This archive study day explores how Barbara Hepworth experimented with twentieth-century image and display cultures, choreographing her sculpture in a range of environments and contexts to shape her own artistic reputation. Ticket includes two curator-led study sessions by Eleanor Clayton, formerly at The Hepworth Wakefield, and Inga Fraser, Tate Britain, plus entrance to the exhibition Barbara Hepworth: Sculpture for a Modern World.
In the Library & Archive Study Room, Eleanor Clayton explores Barbara Hepworth’s interest in how her artworks were staged in public and private arenas. The development of one of Hepworth’s most significant exhibitions – the 1968 retrospective at Tate Gallery – is traced through archival material including letters, photographs and film. Particular attention is paid to the artist’s focus on radical exhibition design; other sculptural exhibitions of the time are also considered to probe Hepworth’s new approaches to presenting sculpture and discuss whether they were successful. In the Manton Studio, Inga Fraser discusses how Barbara Hepworth framed her work and how she herself was framed as an artist in photographs and film. The session includes film screenings and explores the significance of (self)representation and new media for the artist’s practice.

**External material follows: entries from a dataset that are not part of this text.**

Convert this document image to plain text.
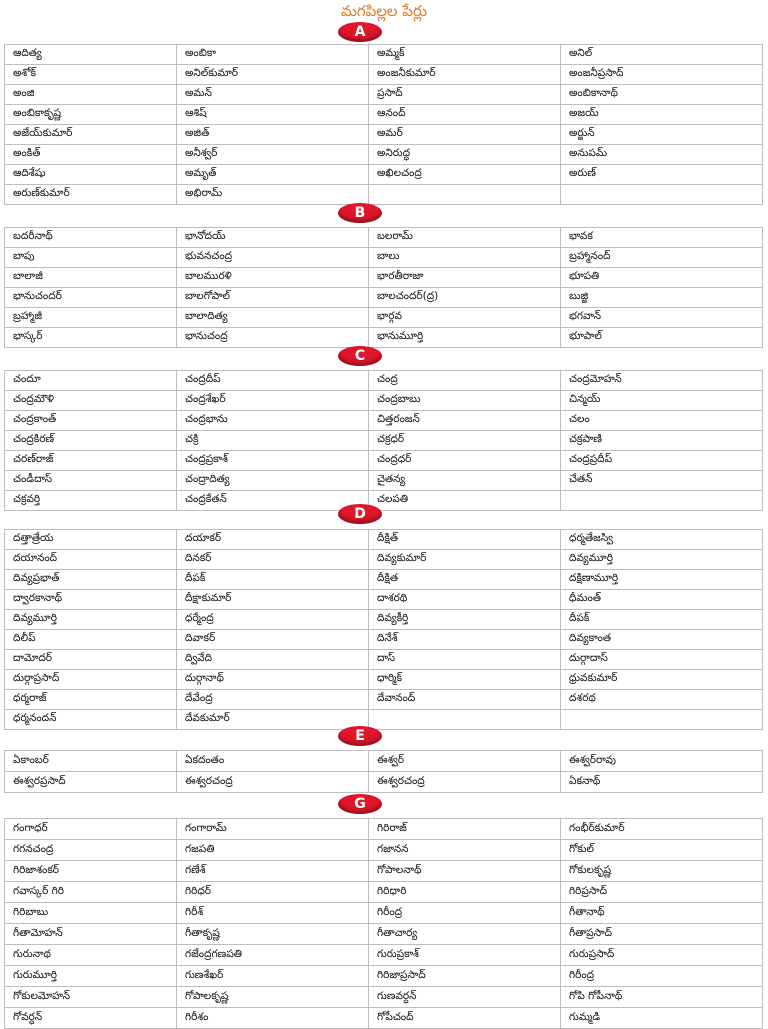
మగపిల్లల పేర్లు
A
ఆదిత్య	అంబికా	అమ్మక్	అనిల్
అశోక్	అనిల్‌కుమార్	అంజనీకుమార్	అంజనీప్రసాద్
అంజి	అమన్	ప్రసాద్	అంబికానాథ్
అంబికాకృష్ణ	ఆశిష్	ఆనంద్	అజయ్
అజేయ్‌కుమార్	అజిత్	అమర్	అర్జున్
అంకిత్	అనీశ్వర్	అనిరుద్ధ	అనుపమ్
ఆదిశేషు	అమృత్	అఖిలచంద్ర	అరుణ్
అరుణ్‌కుమార్	అభిరామ్		
B
బదరీనాథ్	భానోదయ్	బలరామ్	భావక
బాపు	భువనచంద్ర	బాలు	బ్రహ్మానంద్
బాలాజీ	బాలమురళి	భారతీరాజా	భూపతి
భానుచందర్	బాలగోపాల్	బాలచందర్(ద్ర)	బుజ్జి
బ్రహ్మాజీ	బాలాదిత్య	భార్గవ	భగవాన్
భాస్కర్	భానుచంద్ర	భానుమూర్తి	భూపాల్
C
చందూ	చంద్రదీప్	చంద్ర	చంద్రమోహన్
చంద్రమౌళి	చంద్రశేఖర్	చంద్రబాబు	చిన్మయ్
చంద్రకాంత్	చంద్రభాను	చిత్తరంజన్	చలం
చంద్రకిరణ్	చక్రి	చక్రధర్	చక్రపాణి
చరణ్‌రాజ్	చంద్రప్రకాశ్	చంద్రధర్	చంద్రప్రదీప్
చండీదాస్	చంద్రాదిత్య	చైతన్య	చేతన్
చక్రవర్తి	చంద్రకేతన్	చలపతి	
D
దత్తాత్రేయ	దయాకర్	దీక్షిత్	ధర్మతేజస్వి
దయానంద్	దినకర్	దివ్యకుమార్	దివ్యమూర్తి
దివ్యప్రభాత్	దీపక్	దీక్షిత	దక్షిణామూర్తి
ద్వారకానాథ్	దీక్షాకుమార్	దాశరథి	ధీమంత్
దివ్యమూర్తి	ధర్మేంద్ర	దివ్యకీర్తి	దీపక్
దిలీప్	దివాకర్	దినేశ్	దివ్యకాంత
దామోదర్	ద్వివేది	దాస్	దుర్గాదాస్
దుర్గాప్రసాద్	దుర్గానాథ్	ధార్మిక్	ధ్రువకుమార్
ధర్మరాజ్	దేవేంద్ర	దేవానంద్	దశరథ
ధర్మనందన్	దేవకుమార్		
E
ఏకాంబర్	ఏకదంతం	ఈశ్వర్	ఈశ్వర్‌రావు
ఈశ్వరప్రసాద్	ఈశ్వరచంద్ర	ఈశ్వరచంద్ర	ఏకనాథ్
G
గంగాధర్	గంగారామ్	గిరిరాజ్	గంభీర్‌కుమార్
గగనచంద్ర	గజపతి	గజానన	గోకుల్
గిరిజాశంకర్	గణేశ్	గోపాలనాథ్	గోకులకృష్ణ
గవాస్కర్ గిరి	గిరిధర్	గిరిధారి	గిరిప్రసాద్
గిరిబాబు	గిరీశ్	గిరీంద్ర	గీతానాథ్
గీతామోహన్	గీతాకృష్ణ	గీతాచార్య	గీతాప్రసాద్
గురునాథ	గజేంద్రగణపతి	గురుప్రకాశ్	గురుప్రసాద్
గురుమూర్తి	గుణశేఖర్	గిరిజాప్రసాద్	గిరీంద్ర
గోకులమోహన్	గోపాలకృష్ణ	గుణవర్ధన్	గోపి గోపీనాథ్
గోవర్ధన్	గిరీశం	గోపీచంద్	గుమ్మడి
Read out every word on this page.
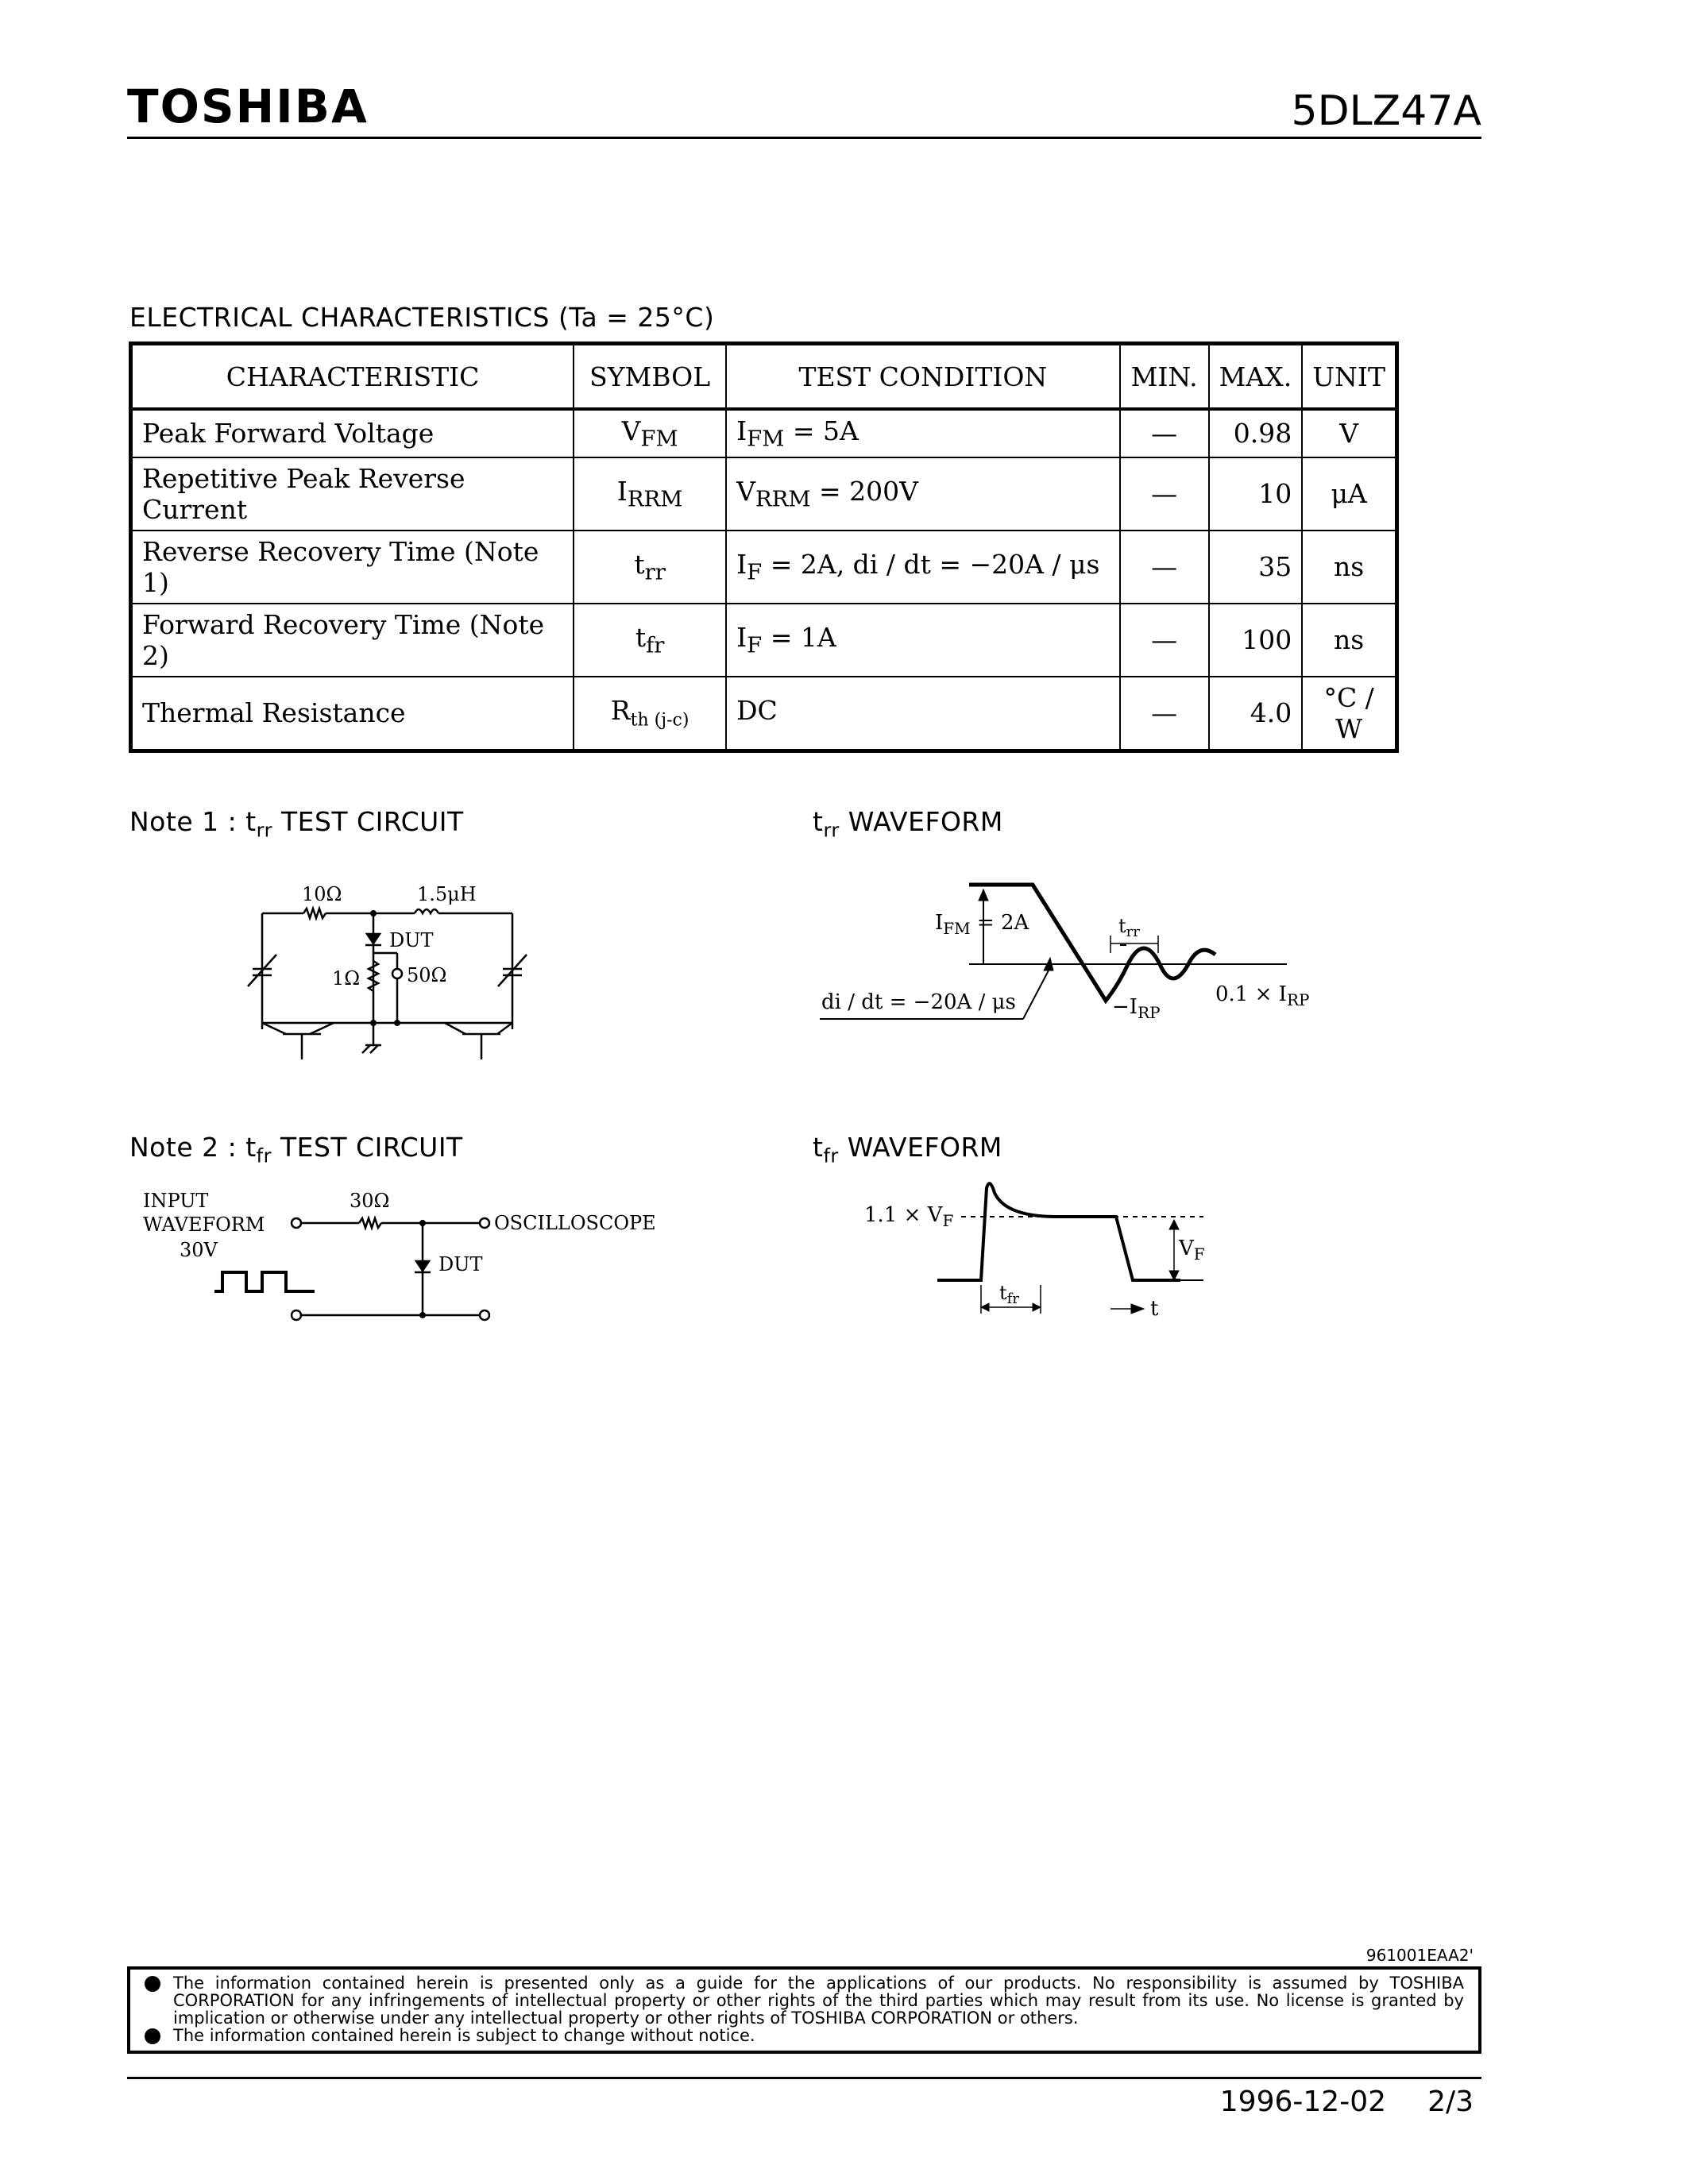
TOSHIBA	5DLZ47A
ELECTRICAL CHARACTERISTICS (Ta = 25°C)
CHARACTERISTIC	SYMBOL	TEST CONDITION	MIN.	MAX.	UNIT
Peak Forward Voltage	$V_{FM}$	$I_{FM} = 5A$	—	0.98	V
Repetitive Peak Reverse Current	$I_{RRM}$	$V_{RRM} = 200V$	—	10	μA
Reverse Recovery Time (Note 1)	$t_{rr}$	$I_F = 2A$, di / dt = −20A / μs	—	35	ns
Forward Recovery Time (Note 2)	$t_{fr}$	$I_F = 1A$	—	100	ns
Thermal Resistance	$R_{th (j-c)}$	DC	—	4.0	°C / W
Note 1 : $t_{rr}$ TEST CIRCUIT
10Ω	1.5μH
DUT
1Ω 50Ω
$t_{rr}$ WAVEFORM
$I_{FM} = 2A$	$t_{rr}$
di / dt = −20A / μs	$-I_{RP}$
$0.1 \times I_{RP}$
Note 2 : $t_{fr}$ TEST CIRCUIT
INPUT
WAVEFORM
30V
30Ω
OSCILLOSCOPE
DUT
$t_{fr}$ WAVEFORM
$1.1 \times V_F$
$V_F$
$t_{fr}$	t
961001EAA2'
The information contained herein is presented only as a guide for the applications of our products. No responsibility is assumed by TOSHIBA CORPORATION for any infringements of intellectual property or other rights of the third parties which may result from its use. No license is granted by implication or otherwise under any intellectual property or other rights of TOSHIBA CORPORATION or others.
The information contained herein is subject to change without notice.
1996-12-02 2/3
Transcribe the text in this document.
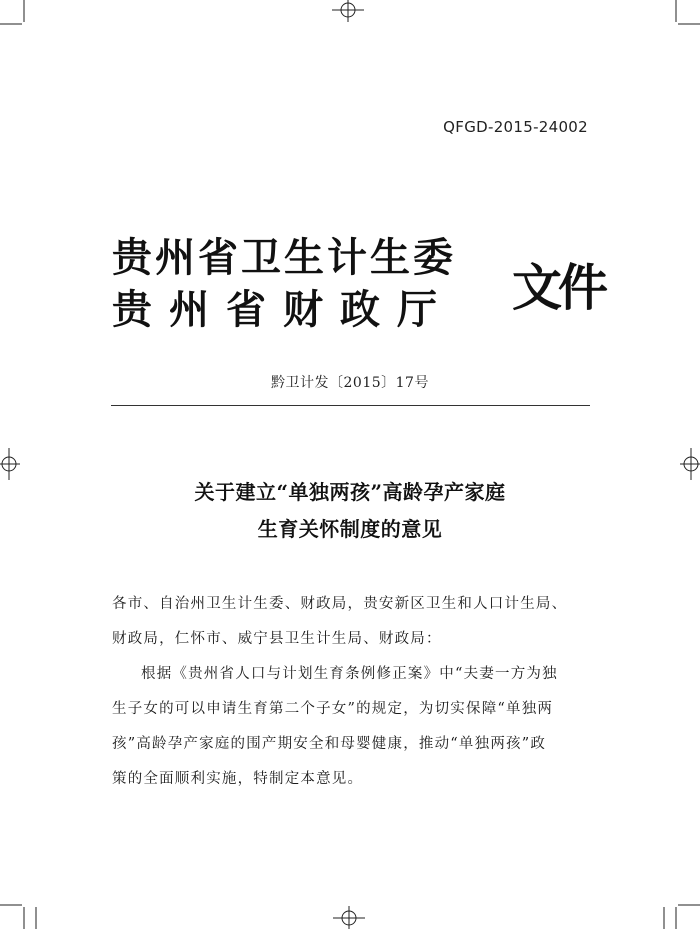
QFGD-2015-24002
贵州省卫生计生委
贵州省财政厅	文件
黔卫计发〔2015〕17号
关于建立“单独两孩”高龄孕产家庭
生育关怀制度的意见
各市、自治州卫生计生委、财政局，贵安新区卫生和人口计生局、
财政局，仁怀市、威宁县卫生计生局、财政局：
根据《贵州省人口与计划生育条例修正案》中“夫妻一方为独
生子女的可以申请生育第二个子女”的规定，为切实保障“单独两
孩”高龄孕产家庭的围产期安全和母婴健康，推动“单独两孩”政
策的全面顺利实施，特制定本意见。
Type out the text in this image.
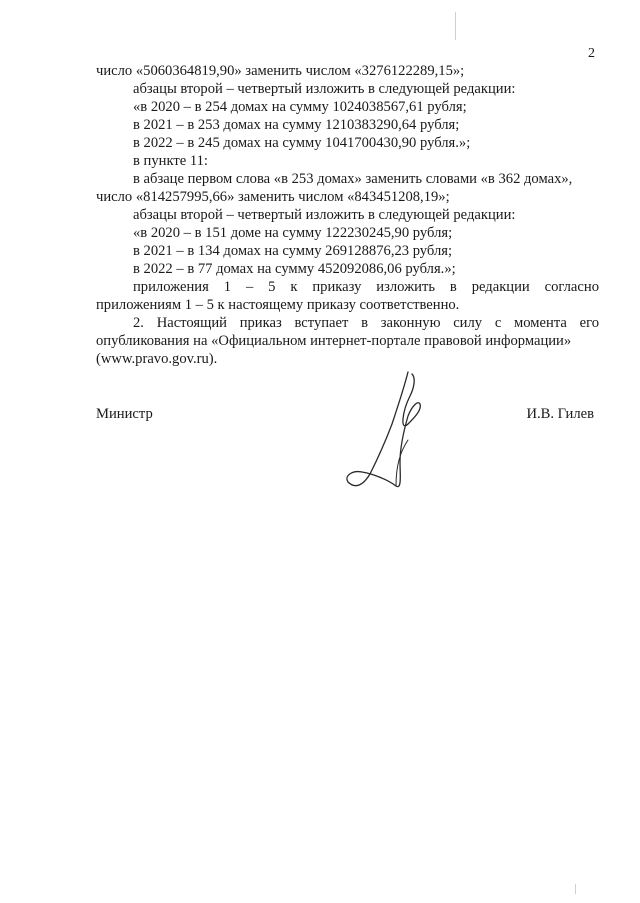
2
число «5060364819,90» заменить числом «3276122289,15»;
абзацы второй – четвертый изложить в следующей редакции:
«в 2020 – в 254 домах на сумму 1024038567,61 рубля;
в 2021 – в 253 домах на сумму 1210383290,64 рубля;
в 2022 – в 245 домах на сумму 1041700430,90 рубля.»;
в пункте 11:
в абзаце первом слова «в 253 домах» заменить словами «в 362 домах»,
число «814257995,66» заменить числом «843451208,19»;
абзацы второй – четвертый изложить в следующей редакции:
«в 2020 – в 151 доме на сумму 122230245,90 рубля;
в 2021 – в 134 домах на сумму 269128876,23 рубля;
в 2022 – в 77 домах на сумму 452092086,06 рубля.»;
приложения 1 – 5 к приказу изложить в редакции согласно
приложениям 1 – 5 к настоящему приказу соответственно.
2. Настоящий приказ вступает в законную силу с момента его
опубликования на «Официальном интернет-портале правовой информации»
(www.pravo.gov.ru).
Министр	И.В. Гилев
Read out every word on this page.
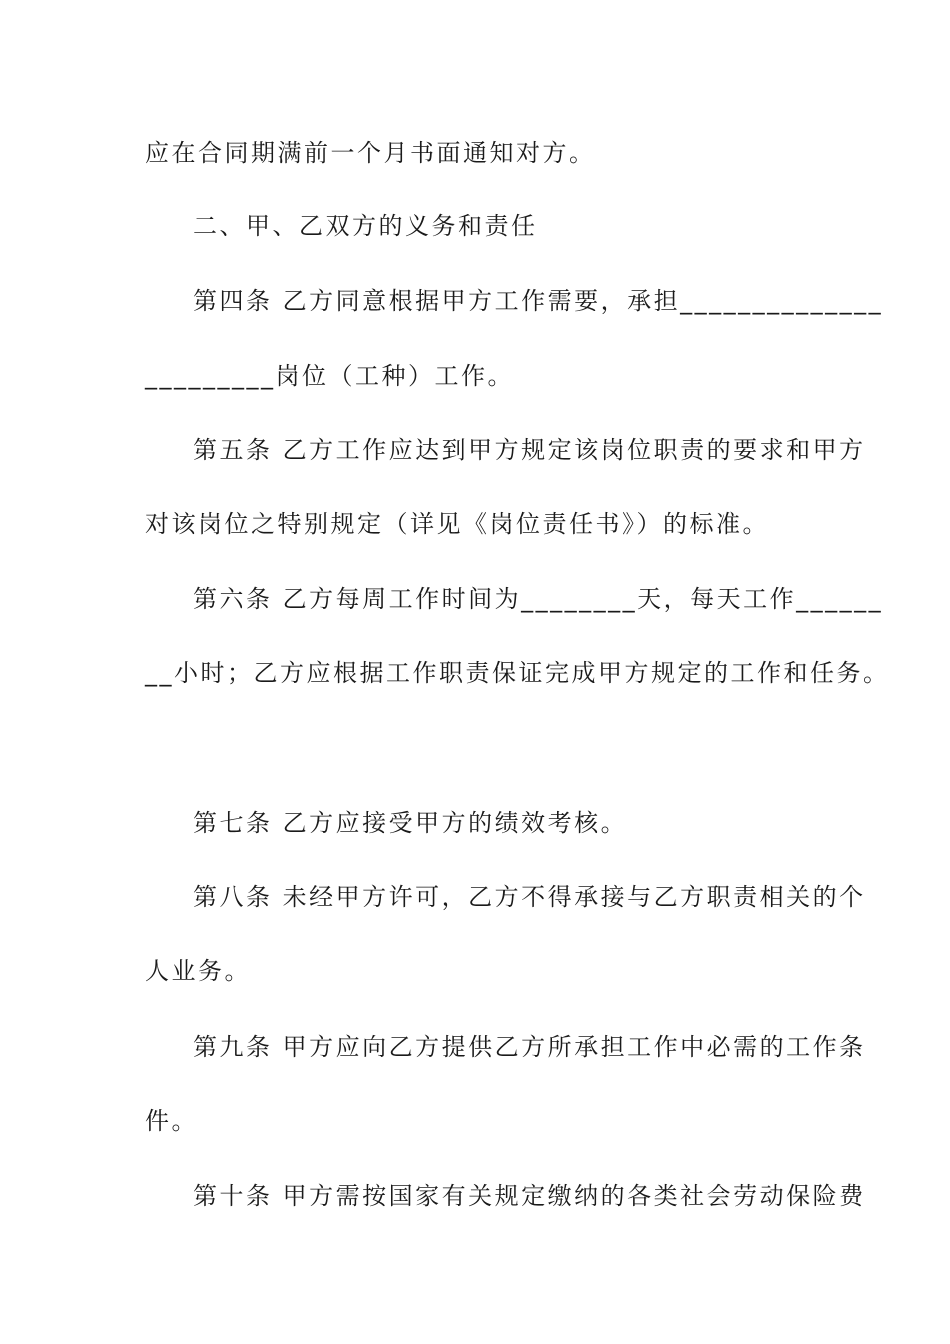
应在合同期满前一个月书面通知对方。
二、甲、乙双方的义务和责任
第四条 乙方同意根据甲方工作需要，承担______________
_________岗位（工种）工作。
第五条 乙方工作应达到甲方规定该岗位职责的要求和甲方
对该岗位之特别规定（详见《岗位责任书》）的标准。
第六条 乙方每周工作时间为________天，每天工作______
__小时；乙方应根据工作职责保证完成甲方规定的工作和任务。
第七条 乙方应接受甲方的绩效考核。
第八条 未经甲方许可，乙方不得承接与乙方职责相关的个
人业务。
第九条 甲方应向乙方提供乙方所承担工作中必需的工作条
件。
第十条 甲方需按国家有关规定缴纳的各类社会劳动保险费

Eleanor Clayton is an independent curator and writer based in Manchester. She has recently curated A Greater Freedom: Hepworth 1965-75 and Hepworth in Yorkshire in her role as Curator at The Hepworth Wakefield. She has previously worked as Assistant Curator: Exhibitions and Displays at Tate Liverpool, and Assistant Curator: Public Programmes at Tate Britain.
Inga Fraser is Assistant Curator for Modern British Art at Tate Britain, and is one of the curators of Barbara Hepworth: Sculpture for a Modern World.